I am not going to lose it. I redo the savings on fuel, the low-low financing, the optional insurance, the comfort, the peace at night and safety from intruders. I lean forward, make eye contact, modulate my voice. I am perfect. By the book. The old man’s hand comes down to the surface of the paper. It is a done deal and I am three seconds away from a $1500 commission.

He makes a single vertical stroke on the page and then stops. "But dat's still so much every month", he says. They are screaming their poverty through every pore of their body. "We are poor and old. What good are fuel savings over the next fourteen years if we have trouble putting food on the table now? We won't live long enough for your windows to make a difference." I can hear them even though they are only shouting it through their eyes.

I breath deeply, reach for a second wind. I have been perfect, absolutely perfect and I AM going to sign them. I am not going to lose this sale, by God, I am NOT going to lose it. "What are you talking about?" I say with an edge to my voice I never heard before. "You don't want your wife to get sick from cold coming in while you're sleeping? Do you? You know it’s cold. She could die. You know what you need. You started to sign, just finish what you started so we can do this for you and make her safe."

I know what happens next, the one who talks first loses and I... will... not... lose. They sit there trembling. The old man looks at me and turns away, stares down at his lap and up again into my face. Our eyes touch and I look down at the pen then back up at his eyes. My eyes say “take it and sign”. “I can't," says papa's eyes, "I can't."

And that’s when I see what I've done. I see their fear of this smooth talking, neatly dressed, well fed representative of the system, with the official looking papers, who walked into their home an hour ago and is trying to walk out taking what little savings, what little income they have, and all for their own good. Yes, their windows are leaking, but they can stuff a towel around the edges and wear sweaters. Who am I kidding? I saw the remnants of their can of dinner when I came in. I know they can’t afford the prime product I am offering.
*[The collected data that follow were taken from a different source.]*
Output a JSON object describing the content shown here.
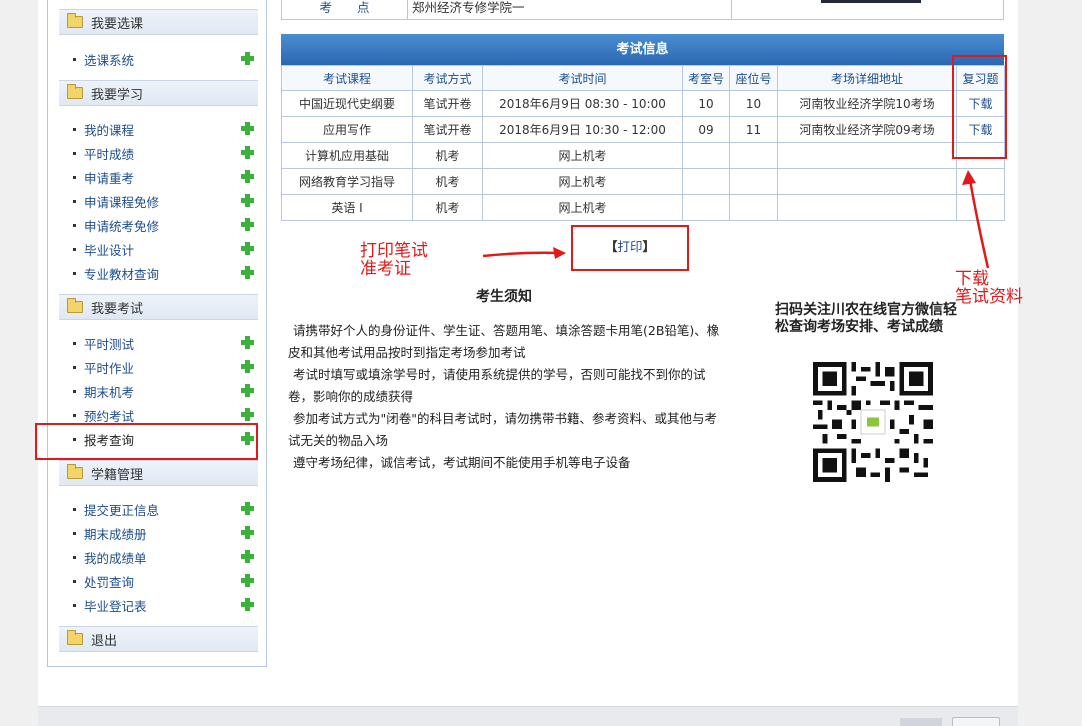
{
  "sidebar": {
    "sections": [
      {
        "title": "我要选课",
        "items": [
          {
            "label": "选课系统"
          }
        ]
      },
      {
        "title": "我要学习",
        "items": [
          {
            "label": "我的课程"
          },
          {
            "label": "平时成绩"
          },
          {
            "label": "申请重考"
          },
          {
            "label": "申请课程免修"
          },
          {
            "label": "申请统考免修"
          },
          {
            "label": "毕业设计"
          },
          {
            "label": "专业教材查询"
          }
        ]
      },
      {
        "title": "我要考试",
        "items": [
          {
            "label": "平时测试"
          },
          {
            "label": "平时作业"
          },
          {
            "label": "期末机考"
          },
          {
            "label": "预约考试"
          },
          {
            "label": "报考查询"
          }
        ]
      },
      {
        "title": "学籍管理",
        "items": [
          {
            "label": "提交更正信息"
          },
          {
            "label": "期末成绩册"
          },
          {
            "label": "我的成绩单"
          },
          {
            "label": "处罚查询"
          },
          {
            "label": "毕业登记表"
          }
        ]
      },
      {
        "title": "退出",
        "items": []
      }
    ]
  },
  "top_row": {
    "label": "考　　点",
    "value": "郑州经济专修学院一"
  },
  "exam": {
    "title": "考试信息",
    "headers": [
      "考试课程",
      "考试方式",
      "考试时间",
      "考室号",
      "座位号",
      "考场详细地址",
      "复习题"
    ],
    "rows": [
      [
        "中国近现代史纲要",
        "笔试开卷",
        "2018年6月9日 08:30 - 10:00",
        "10",
        "10",
        "河南牧业经济学院10考场",
        "下载"
      ],
      [
        "应用写作",
        "笔试开卷",
        "2018年6月9日 10:30 - 12:00",
        "09",
        "11",
        "河南牧业经济学院09考场",
        "下载"
      ],
      [
        "计算机应用基础",
        "机考",
        "网上机考",
        "",
        "",
        "",
        ""
      ],
      [
        "网络教育学习指导",
        "机考",
        "网上机考",
        "",
        "",
        "",
        ""
      ],
      [
        "英语 I",
        "机考",
        "网上机考",
        "",
        "",
        "",
        ""
      ]
    ]
  },
  "print": {
    "bracket_left": "【",
    "label": "打印",
    "bracket_right": "】"
  },
  "annotations": {
    "print_line1": "打印笔试",
    "print_line2": "准考证",
    "download_line1": "下载",
    "download_line2": "笔试资料"
  },
  "notice": {
    "title": "考生须知",
    "lines": [
      "请携带好个人的身份证件、学生证、答题用笔、填涂答题卡用笔(2B铅笔)、橡皮和其他考试用品按时到指定考场参加考试",
      "考试时填写或填涂学号时，请使用系统提供的学号，否则可能找不到你的试卷，影响你的成绩获得",
      "参加考试方式为\"闭卷\"的科目考试时，请勿携带书籍、参考资料、或其他与考试无关的物品入场",
      "遵守考场纪律，诚信考试，考试期间不能使用手机等电子设备"
    ]
  },
  "qr": {
    "text": "扫码关注川农在线官方微信轻松查询考场安排、考试成绩"
  },
  "colors": {
    "accent": "#2a67b1",
    "annotation": "#e01a1a",
    "link": "#1d4d8c",
    "plus": "#3bb03b"
  }
}
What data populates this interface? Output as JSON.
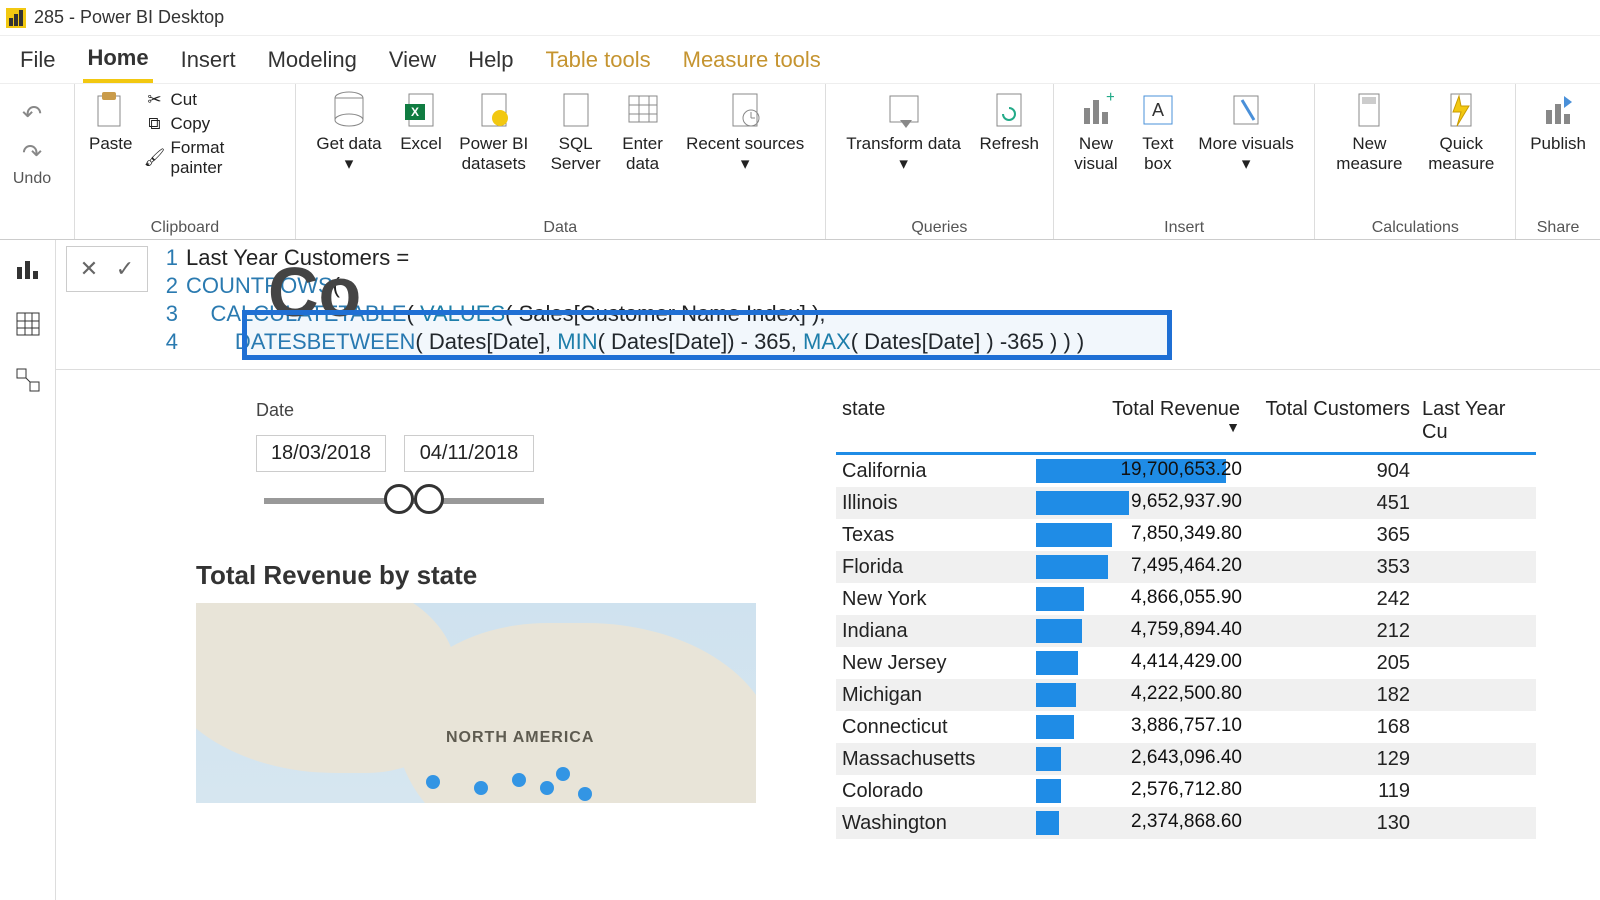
{
  "window_title": "285 - Power BI Desktop",
  "menu": {
    "file": "File",
    "home": "Home",
    "insert": "Insert",
    "modeling": "Modeling",
    "view": "View",
    "help": "Help",
    "table_tools": "Table tools",
    "measure_tools": "Measure tools"
  },
  "ribbon": {
    "undo_label": "Undo",
    "paste": "Paste",
    "cut": "Cut",
    "copy": "Copy",
    "format_painter": "Format painter",
    "clipboard": "Clipboard",
    "get_data": "Get data",
    "excel": "Excel",
    "pbi_datasets": "Power BI datasets",
    "sql_server": "SQL Server",
    "enter_data": "Enter data",
    "recent_sources": "Recent sources",
    "data": "Data",
    "transform_data": "Transform data",
    "refresh": "Refresh",
    "queries": "Queries",
    "new_visual": "New visual",
    "text_box": "Text box",
    "more_visuals": "More visuals",
    "insert": "Insert",
    "new_measure": "New measure",
    "quick_measure": "Quick measure",
    "calculations": "Calculations",
    "publish": "Publish",
    "share": "Share"
  },
  "formula": {
    "l1": "Last Year Customers =",
    "l2_func": "COUNTROWS",
    "l2_rest": "(",
    "l3_func": "CALCULATETABLE",
    "l3_mid": "( ",
    "l3_func2": "VALUES",
    "l3_rest": "( Sales[Customer Name Index] ),",
    "l4_func": "DATESBETWEEN",
    "l4_mid": "( Dates[Date], ",
    "l4_func2": "MIN",
    "l4_mid2": "( Dates[Date]) - 365, ",
    "l4_func3": "MAX",
    "l4_rest": "( Dates[Date] ) -365 ) ) )"
  },
  "bg_title": "Co",
  "slicer": {
    "label": "Date",
    "from": "18/03/2018",
    "to": "04/11/2018"
  },
  "map_title": "Total Revenue by state",
  "map_label": "NORTH AMERICA",
  "table": {
    "headers": {
      "state": "state",
      "rev": "Total Revenue",
      "cust": "Total Customers",
      "ly": "Last Year Cu"
    },
    "rows": [
      {
        "state": "California",
        "rev": "19,700,653.20",
        "revpct": 100,
        "cust": "904"
      },
      {
        "state": "Illinois",
        "rev": "9,652,937.90",
        "revpct": 49,
        "cust": "451"
      },
      {
        "state": "Texas",
        "rev": "7,850,349.80",
        "revpct": 40,
        "cust": "365"
      },
      {
        "state": "Florida",
        "rev": "7,495,464.20",
        "revpct": 38,
        "cust": "353"
      },
      {
        "state": "New York",
        "rev": "4,866,055.90",
        "revpct": 25,
        "cust": "242"
      },
      {
        "state": "Indiana",
        "rev": "4,759,894.40",
        "revpct": 24,
        "cust": "212"
      },
      {
        "state": "New Jersey",
        "rev": "4,414,429.00",
        "revpct": 22,
        "cust": "205"
      },
      {
        "state": "Michigan",
        "rev": "4,222,500.80",
        "revpct": 21,
        "cust": "182"
      },
      {
        "state": "Connecticut",
        "rev": "3,886,757.10",
        "revpct": 20,
        "cust": "168"
      },
      {
        "state": "Massachusetts",
        "rev": "2,643,096.40",
        "revpct": 13,
        "cust": "129"
      },
      {
        "state": "Colorado",
        "rev": "2,576,712.80",
        "revpct": 13,
        "cust": "119"
      },
      {
        "state": "Washington",
        "rev": "2,374,868.60",
        "revpct": 12,
        "cust": "130"
      }
    ]
  },
  "chart_data": {
    "type": "table",
    "title": "Total Revenue by state",
    "columns": [
      "state",
      "Total Revenue",
      "Total Customers"
    ],
    "rows": [
      [
        "California",
        19700653.2,
        904
      ],
      [
        "Illinois",
        9652937.9,
        451
      ],
      [
        "Texas",
        7850349.8,
        365
      ],
      [
        "Florida",
        7495464.2,
        353
      ],
      [
        "New York",
        4866055.9,
        242
      ],
      [
        "Indiana",
        4759894.4,
        212
      ],
      [
        "New Jersey",
        4414429.0,
        205
      ],
      [
        "Michigan",
        4222500.8,
        182
      ],
      [
        "Connecticut",
        3886757.1,
        168
      ],
      [
        "Massachusetts",
        2643096.4,
        129
      ],
      [
        "Colorado",
        2576712.8,
        119
      ],
      [
        "Washington",
        2374868.6,
        130
      ]
    ]
  }
}
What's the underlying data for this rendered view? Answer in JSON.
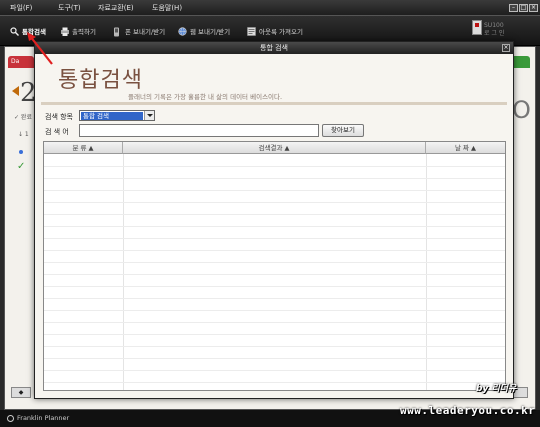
{
  "menubar": {
    "items": [
      "파일(F)",
      "도구(T)",
      "자료교환(E)",
      "도움말(H)"
    ]
  },
  "toolbar": {
    "items": [
      {
        "label": "통합검색",
        "icon": "search-icon"
      },
      {
        "label": "출력하기",
        "icon": "printer-icon"
      },
      {
        "label": "폰 보내기/받기",
        "icon": "phone-icon"
      },
      {
        "label": "웹 보내기/받기",
        "icon": "globe-icon"
      },
      {
        "label": "아웃룩 가져오기",
        "icon": "outlook-icon"
      }
    ],
    "user_line1": "SU100",
    "user_line2": "로 그 인"
  },
  "background": {
    "tab_left": "Da",
    "big_number": "2",
    "left_text": "✓ 완료",
    "left_row": "↓ 1",
    "right_glyph": "O",
    "bottom_btn": "◆"
  },
  "status": {
    "brand": "Franklin Planner"
  },
  "watermark": {
    "line1": "by 리더유",
    "line2": "www.leaderyou.co.kr"
  },
  "dialog": {
    "title": "통합 검색",
    "heading": "통합검색",
    "subtitle": "플래너의 기록은 가장 훌륭한 내 삶의 데이터 베이스이다.",
    "search_category_label": "검색 항목",
    "search_category_value": "통합 검색",
    "search_term_label": "검 색 어",
    "search_term_value": "",
    "search_button": "찾아보기",
    "columns": [
      "분 류 ▲",
      "검색결과 ▲",
      "날 짜 ▲"
    ]
  },
  "colors": {
    "heading": "#7a5140",
    "selection": "#3165c8",
    "annotation_arrow": "#e02020"
  }
}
But I want the sale and in order to get it I am scaring them to death.

I am peddling fear. I can keep up the pressure and close them, I know I can, but only by using fear. And then I hear my voice ring in my head, “You vill sign these papers! Und you vill sign them now!! Sig heil!!”

Something goes limp inside me, something I never felt before. Sure, I missed sales, but never when I knew so clearly I could win, and never never because I felt pity. My head is spinning and I mumble something about being sorry it didn't work out and I close up my kit and walk out into the night. I even think I said "God bless you" as I left. On the ride home I wonder where my weekly check will come from. I don't know. I only know it will not be coming from the old couple I just left who needs it more than I do.

The next day I turn in my kit and quit and I haven’t sold anything for years. That’s why I took this job. It’s not selling. It’s taking orders. I figure I’ll get back into it slowly.